X Window System

Sources:

X Window System

X11 Forwarding

X11 forwarding lets you run graphical applications on a remote Unix/Linux server and display them locally.

Client Setup (Local Machine)

  1. Install an X server:
    • Windows: Xming or VcXsrv
    • macOS: XQuartz
    • Linux: Usually pre-installed
  2. Run the X server On macOS, start XQuartz. The window isn't used directly—just leave it running.
  3. Connect with SSH: Use -X or -Y options:
    • -X: Safer, but more restrictive
    • -Y: Less restricted, for trusted connections

Example ssh command:

1
ssh -X username@remotehost

Server Setup (Remote Host)

  1. Install X11 applications Make sure graphical tools like xclock, xeyes, or others are available.

  2. Configure SSH Edit /etc/ssh/sshd_config:

    1
    2
    X11Forwarding yes
    X11DisplayOffset 10

    Restart SSH service:

    1
    sudo systemctl restart sshd

Testing

  1. SSH into the server using -X or -Y

  2. Run a GUI app, e.g.:

    1
    xclock

If correctly set up, the app window will show on your local machine.

DISPLAY Variable

X11 uses the DISPLAY environment variable to route graphical output.

  • On local desktops: :0 (the main screen)
  • With SSH forwarding: something like localhost:10.0, where SSH tunnels the display through TCP (e.g., port 6010)
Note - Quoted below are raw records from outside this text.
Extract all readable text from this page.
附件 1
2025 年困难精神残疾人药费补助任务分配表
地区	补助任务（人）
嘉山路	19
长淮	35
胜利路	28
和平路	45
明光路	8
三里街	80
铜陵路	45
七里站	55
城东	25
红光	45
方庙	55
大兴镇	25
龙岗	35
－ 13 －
Historically, many X terminals connected to a central server in this way.

macOS Caveats

XQuartz is the only X server on macOS, but it does not fully support OpenGL via X11 forwarding. GLX-based applications like glxgears may show static windows or fail entirely.

Workaround:

1
2
3
# On your host machine
export LIBGL_ALWAYS_INDIRECT=1
glxgears

This forces software rendering, but animations may freeze because XQuartz lacks proper GLX indirect rendering support.

If you need OpenGL or full graphics rendering remotely on macOS, use VNC or xpra instead of XQuartz.